With the holidays approaching, many companies are preparing their bonus checks. However, some employees who are looking forward to their bonuses are also concerned about tax consequences.
I gave up this “extra” part of my corporate pay, in exchange for the benefit of working for myself, when I left my day job a few years ago. An annual bonus was certainly an appreciated part of my income, however. However, if this year’s holiday season is anything like years past, I know I can expect people around me to complain that they’d rather not receive a bonus. But why?
There is a widely-held belief that the extra income from a bonus — which is not really extra, just a variable aspect of compensation — supposedly bumps them into a higher tax bracket. This, they believe, is bad. They believe that they could potentially owe the government a higher tax rate on all of their income. This is incorrect and represents confusion about how marginal tax rates work.
These misconceptions and the resulting complaints are intensified when the bonus check arrives. Typically, they’ll see a net payment amount representing only a fraction of the gross income listed on their pay stub. This only fuels the anti-bonus fire.
What a Bonus Actually Does to Taxes
For most taxpayers, the IRS treats bonus income the same as regular income. All taxable W-2 income gets added together in one box when you file your federal tax return forms. The same tax rates apply to each dollar shown, whether it came from your 9-to-5, your side hustle, weekend babysitting, or a holiday bonus.

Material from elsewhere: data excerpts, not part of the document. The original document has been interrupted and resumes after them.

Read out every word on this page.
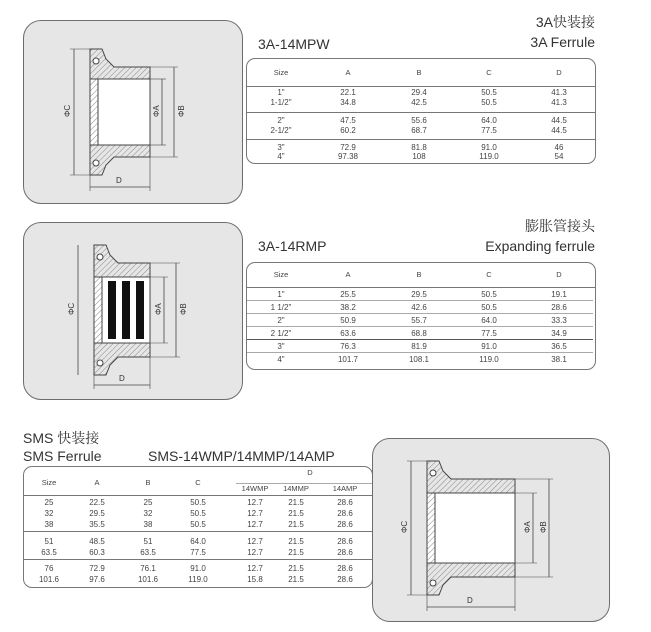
ΦC	ΦA ΦB
D
3A快装接
3A Ferrule
3A-14MPW
Size	A	B	C	D
1"	22.1	29.4	50.5	41.3
1-1/2"	34.8	42.5	50.5	41.3
2"	47.5	55.6	64.0	44.5
2-1/2"	60.2	68.7	77.5	44.5
3"	72.9	81.8	91.0	46
4"	97.38	108	119.0	54
ΦC	ΦA ΦB
D
膨胀管接头
Expanding ferrule
3A-14RMP
Size	A	B	C	D
1"	25.5	29.5	50.5	19.1
1 1/2"	38.2	42.6	50.5	28.6
2"	50.9	55.7	64.0	33.3
2 1/2"	63.6	68.8	77.5	34.9
3"	76.3	81.9	91.0	36.5
4"	101.7	108.1	119.0	38.1
SMS 快装接
SMS Ferrule	SMS-14WMP/14MMP/14AMP
Size	A	B	C
D
14WMP	14MMP	14AMP
25	22.5	25	50.5	12.7	21.5	28.6
32	29.5	32	50.5	12.7	21.5	28.6
38	35.5	38	50.5	12.7	21.5	28.6
51	48.5	51	64.0	12.7	21.5	28.6
63.5	60.3	63.5	77.5	12.7	21.5	28.6
76	72.9	76.1	91.0	12.7	21.5	28.6
101.6	97.6	101.6	119.0	15.8	21.5	28.6
ΦC	ΦA ΦB
D
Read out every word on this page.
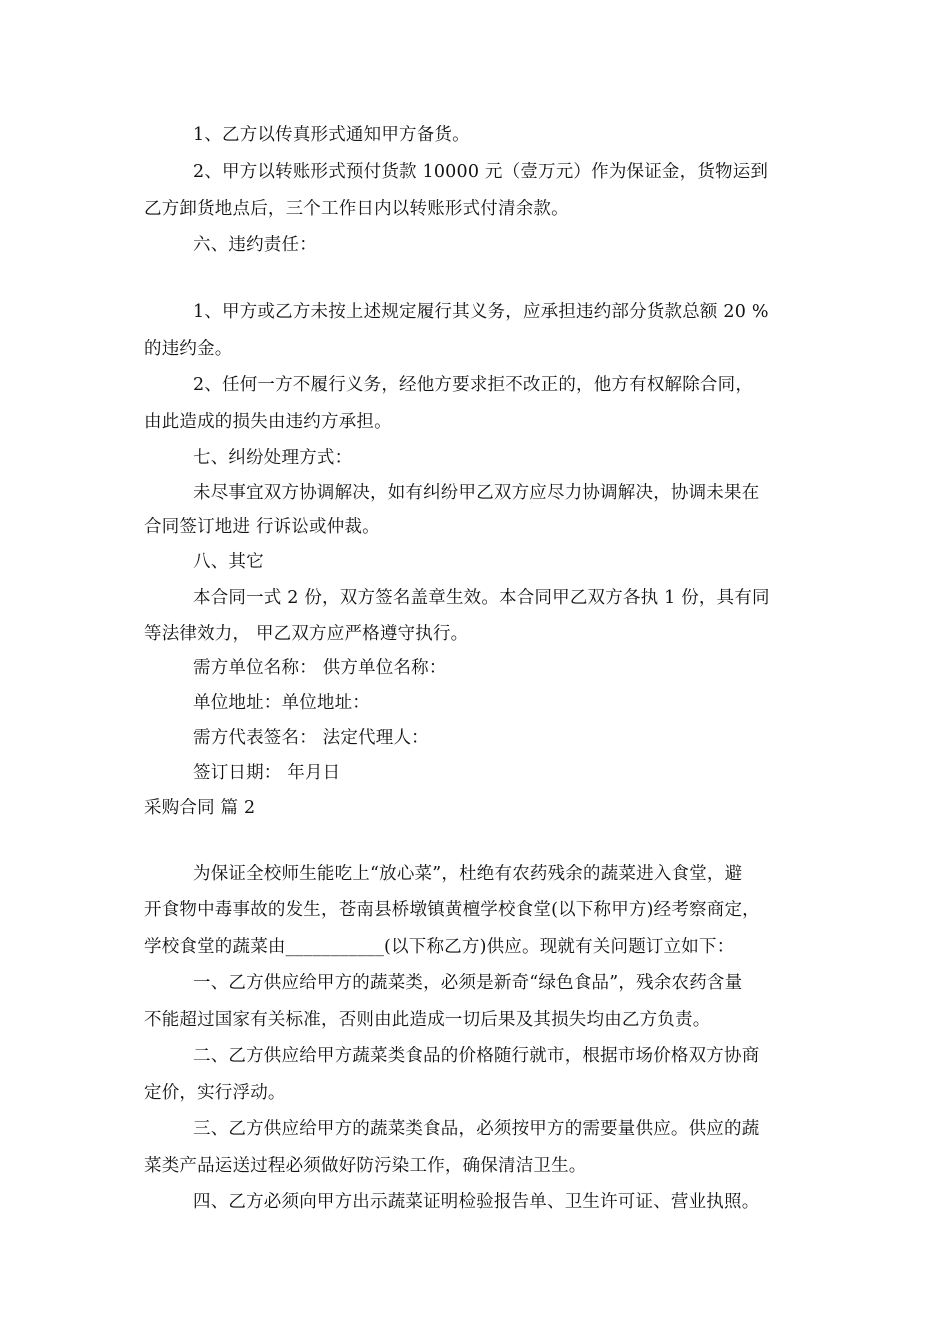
1、乙方以传真形式通知甲方备货。
2、甲方以转账形式预付货款 10000 元（壹万元）作为保证金，货物运到
乙方卸货地点后，三个工作日内以转账形式付清余款。
六、违约责任：
1、甲方或乙方未按上述规定履行其义务，应承担违约部分货款总额 20 %
的违约金。
2、任何一方不履行义务，经他方要求拒不改正的，他方有权解除合同，
由此造成的损失由违约方承担。
七、纠纷处理方式：
未尽事宜双方协调解决，如有纠纷甲乙双方应尽力协调解决，协调未果在
合同签订地进 行诉讼或仲裁。
八、其它
本合同一式 2 份，双方签名盖章生效。本合同甲乙双方各执 1 份，具有同
等法律效力， 甲乙双方应严格遵守执行。
需方单位名称： 供方单位名称：
单位地址：单位地址：
需方代表签名： 法定代理人：
签订日期： 年月日
采购合同 篇 2
为保证全校师生能吃上“放心菜”，杜绝有农药残余的蔬菜进入食堂，避
开食物中毒事故的发生，苍南县桥墩镇黄檀学校食堂(以下称甲方)经考察商定，
学校食堂的蔬菜由___________(以下称乙方)供应。现就有关问题订立如下：
一、乙方供应给甲方的蔬菜类，必须是新奇“绿色食品”，残余农药含量
不能超过国家有关标准，否则由此造成一切后果及其损失均由乙方负责。
二、乙方供应给甲方蔬菜类食品的价格随行就市，根据市场价格双方协商
定价，实行浮动。
三、乙方供应给甲方的蔬菜类食品，必须按甲方的需要量供应。供应的蔬
菜类产品运送过程必须做好防污染工作，确保清洁卫生。
四、乙方必须向甲方出示蔬菜证明检验报告单、卫生许可证、营业执照。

There is a catch, though, and is the reason this confusion runs rampant. While the IRS doesn’t discriminate between regular pay and bonus pay, employers often do.
How Employers Calculate Taxes
Employers can choose between two primary methods of withholding federal taxes from bonus or supplemental income. This applies when said “extra” income is given to the employee in a check or direct deposit separate from regular income.
Option 1: The employer may withhold a flat 25% for federal income taxes from the bonus payment. If the employee receives over $1 million in bonus payments in one year, the employer can withhold 25% of the first $1 million in addition to 35% from the amount over $1 million.
Option 2: The employer may add the bonus payment to the most recent regular income payment. They would then determine the standard withholding based on tax tables and the sum of the two payments. Then, subtract the amount already withheld from the most recent regular income payment, and withhold the rest from the bonus.
*Option 3: The employer may base withholding on the sum of the bonus and regular pay using the standard withholding tables. *This option is for employers who choose to combine bonus compensation with regular compensation in one payment, check or direct deposit, without any differentiation between the two types of income.
Regardless of the method the employer chooses, bonus income and regular income are grouped together when you file your taxes. The IRS will refund any overpayment and will collect any underpayment.
One interesting exception to the rule of bonuses being taxed the same as all other income applies to hedge fund and other investment managers. This type of income is known as carried interest. Investment managers often take their bonuses from investment gains, and these can be taxed at the long-term capital gains rate of 15%. This rate is usually significantly lower than their marginal tax rates.
My Final Advice
Don’t be afraid of earning that bonus or more money in general. Your employer might withhold more of the check for taxes than you’re used to, but it will even out when you file your taxes.
Published or updated December 2, 2016.